Wegman se tornou médica pessoal de Steiner, cuidando intensamente de seu mestre em seus últimos meses de vida. Em fins de 1924, Steiner se afastou da atividade pública e se recolheu em seu atelier em Dornach, sob a atenção da amiga. Antes de morrer, delegou a Ita Wegman a direção da seção médica da Sociedade Antroposófica, que seria responsável pelo desenvolvimento da medicina antroposófica e da pedagogia curativa. A epígrafe que inicia o livro de Selg talvez seja a melhor síntese para expressar a importância do espírito de Ita Wegman nos rumos do movimento antroposófico até os dias atuais: “Ita Wegman não é só um gênio impulsionador da Antroposofia, mas um gênio curador da arte de curar antroposófica. Seu ser contém inspiração, coragem, grandeza.” (EMMICHOVEN apud SELG, 2005, p. 5).

A publicação em co-autoria do livro Elementos fundamentais para uma Ampliação da arte de curar (2007) foi concretizada por Wegman após a morte de Steiner, em setembro de 1925, sendo considerado, até o presente, como um texto essencial para o estudo da perspectiva antroposófica sobre a saúde, o adoecimento e a terapêutica.
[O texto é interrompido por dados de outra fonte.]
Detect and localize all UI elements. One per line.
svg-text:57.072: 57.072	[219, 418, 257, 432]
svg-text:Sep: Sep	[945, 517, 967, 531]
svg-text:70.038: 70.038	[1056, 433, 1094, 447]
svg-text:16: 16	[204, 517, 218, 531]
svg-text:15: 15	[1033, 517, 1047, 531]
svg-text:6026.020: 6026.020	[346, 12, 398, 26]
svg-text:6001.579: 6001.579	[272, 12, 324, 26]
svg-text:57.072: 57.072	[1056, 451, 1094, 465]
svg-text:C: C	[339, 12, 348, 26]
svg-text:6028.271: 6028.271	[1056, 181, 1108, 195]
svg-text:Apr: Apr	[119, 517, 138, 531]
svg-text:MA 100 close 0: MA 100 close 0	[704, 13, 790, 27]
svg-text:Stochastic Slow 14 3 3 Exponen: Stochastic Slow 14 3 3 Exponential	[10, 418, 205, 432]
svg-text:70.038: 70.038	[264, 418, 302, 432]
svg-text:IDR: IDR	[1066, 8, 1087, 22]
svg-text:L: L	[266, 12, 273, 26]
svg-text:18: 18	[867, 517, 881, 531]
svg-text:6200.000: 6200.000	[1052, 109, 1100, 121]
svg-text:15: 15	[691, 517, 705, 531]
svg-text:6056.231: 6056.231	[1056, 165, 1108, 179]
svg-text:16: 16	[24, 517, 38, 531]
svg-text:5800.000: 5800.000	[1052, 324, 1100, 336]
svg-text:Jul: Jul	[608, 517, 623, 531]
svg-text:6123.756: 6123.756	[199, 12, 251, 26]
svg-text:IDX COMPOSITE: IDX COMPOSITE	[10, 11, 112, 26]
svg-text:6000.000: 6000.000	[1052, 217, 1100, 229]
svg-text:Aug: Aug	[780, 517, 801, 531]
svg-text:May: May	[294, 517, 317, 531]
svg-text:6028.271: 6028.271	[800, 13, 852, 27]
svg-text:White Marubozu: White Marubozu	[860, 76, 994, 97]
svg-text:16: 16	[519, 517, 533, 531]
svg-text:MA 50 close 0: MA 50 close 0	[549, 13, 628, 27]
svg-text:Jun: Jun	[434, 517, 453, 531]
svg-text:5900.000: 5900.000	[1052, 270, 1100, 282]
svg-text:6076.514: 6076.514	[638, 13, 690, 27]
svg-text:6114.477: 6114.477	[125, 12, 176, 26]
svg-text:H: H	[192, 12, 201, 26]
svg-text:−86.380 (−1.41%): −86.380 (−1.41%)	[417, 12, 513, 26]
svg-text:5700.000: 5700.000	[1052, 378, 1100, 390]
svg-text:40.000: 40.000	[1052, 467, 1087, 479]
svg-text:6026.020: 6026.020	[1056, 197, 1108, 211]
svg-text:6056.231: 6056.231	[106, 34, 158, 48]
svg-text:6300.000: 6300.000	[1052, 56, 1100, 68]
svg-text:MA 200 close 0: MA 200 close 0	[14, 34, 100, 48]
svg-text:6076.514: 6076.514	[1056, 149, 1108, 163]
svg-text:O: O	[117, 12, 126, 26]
Desde então, numa trajetória de

aproximadamente noventa anos, cujo aprofundamento exaure as capacidades do presente capítulo, a medicina antroposófica se expandiu para diversos países do mundo ocidental e, mais recentemente, para o oriente, chegando inclusive à Índia e às Filipinas.

Ao longo deste capítulo, ensaiamos apresentar de forma breve as principais características do contexto sócio-cultural em que surge a antroposofia e a medicina antroposófica. Além disso, traçamos uma descrição das formas particulares que estas características assumiram no percurso de vida e no pensamento de seu fundador, Rudolf Steiner, apresentando-o como filho e criador de seu tempo e lugar. Não fez parte desta contextualização sócio-histórica da medicina antroposófica avaliar, seja do ponto de vista ético ou científico, a veracidade das pesquisas de Steiner ou de sua obra. Pelo contrário, rastrearam-se subsídios para possibilitar uma análise objetiva e ampla das complexidades e especificidades do saber médico antroposófico. Entendemos que esta prévia contextualização possibilita um olhar hermenêutico para a medicina antroposófica, na medida em que foi feito um esforço para encontrar as raízes culturais e algumas motivações pessoais que tornaram possíveis a emergência desta racionalidade médica.